Consider this analogy further. Say we have account_keys= [A, B, C, D, E, F]
, and the header:
num_required_signatures = 3
num_readonly_signed_accounts = 1
num_readonly_unsigned_accounts = 1
From this example,
Signers: [A, B, C]
Last one of them (C) -> read-only signer
First two of them (A, B) -> writable signers
Non-signers: [D, E, F]
Last one of them (F) -> read-only non-signer
First two of them (D, E) -> writable non-signers
Slicing can be done cleanly and easily based on suffix counts like this:
writable_signers = account_keys[0..(3 - 1)] = [A, B]
readonly_signers = account_keys[(3 - 1)..3] = [C]
writable_non_signers = account_keys[3..(6 - 1)] = [D, E]
readonly_non_signers = account_keys[5..6] = [F]
Now if we go along with the flipped logic and assume the header stored:
num_required_signatures = 3
num_writable_signed_accounts = 2
num_writable_unsigned_accounts = 2
To find read-onlys, now we have to compute:
First two in the signer section -> writable
The rest -> read-only
First two in the non-signer section -> writable
The rest -> read-only
So for read-only accounts, you have to offset forward rather than slice from the end.

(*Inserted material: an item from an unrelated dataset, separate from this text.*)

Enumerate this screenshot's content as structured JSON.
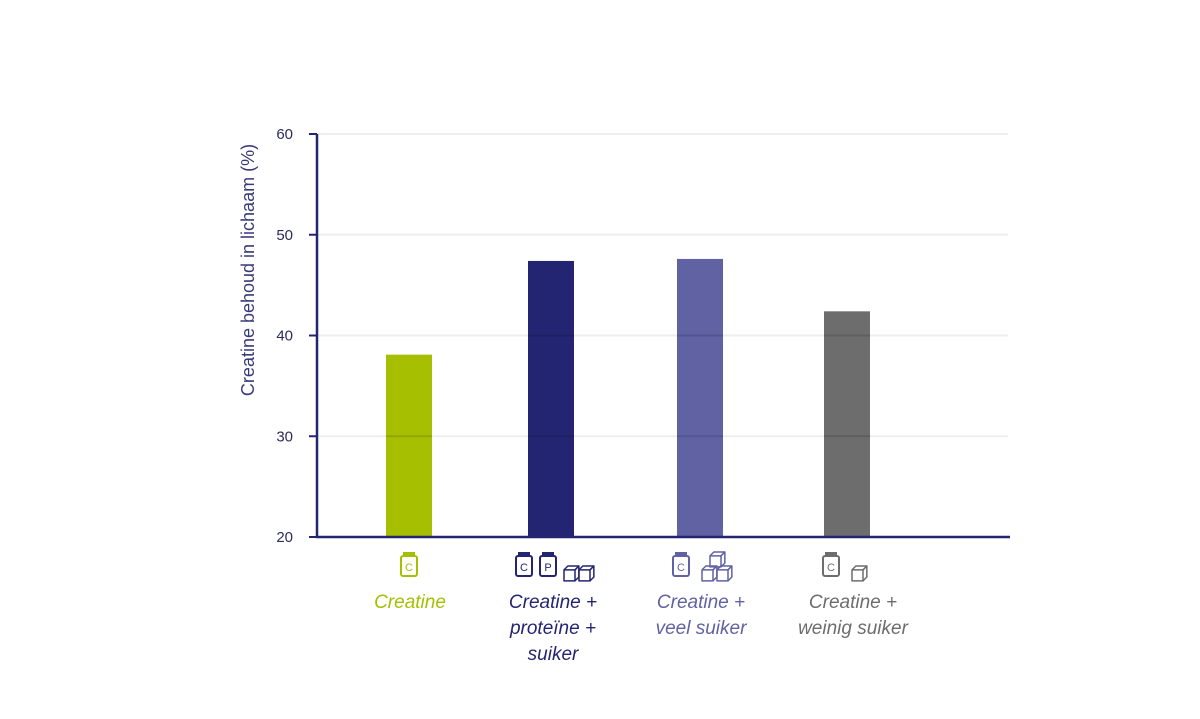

This means we can’t just slice_from_end(count) anymore and we now need to compute and track forward ranges like:
readonly_signers = account_keys[num_writable_signed_accounts..num_required_signatures]
Which gets more awkward if counts don’t line up cleanly or if you add more categories.
Summary
While it is quite semantically logical to flip the logic in theory, in practice there would be some performance trade-off to that effect. By assuming "writability" by default and counting only the exception, the runtime not only minimizes bytes encoding but also encourages a compact, fast, suffix-parsed, position based inference.
Also with suffix-based parsing (read-only last), we can just slice from the end which is much simpler and cleaner that prefix-based parsing (writable first) where we would need to offset forward which is more difficult.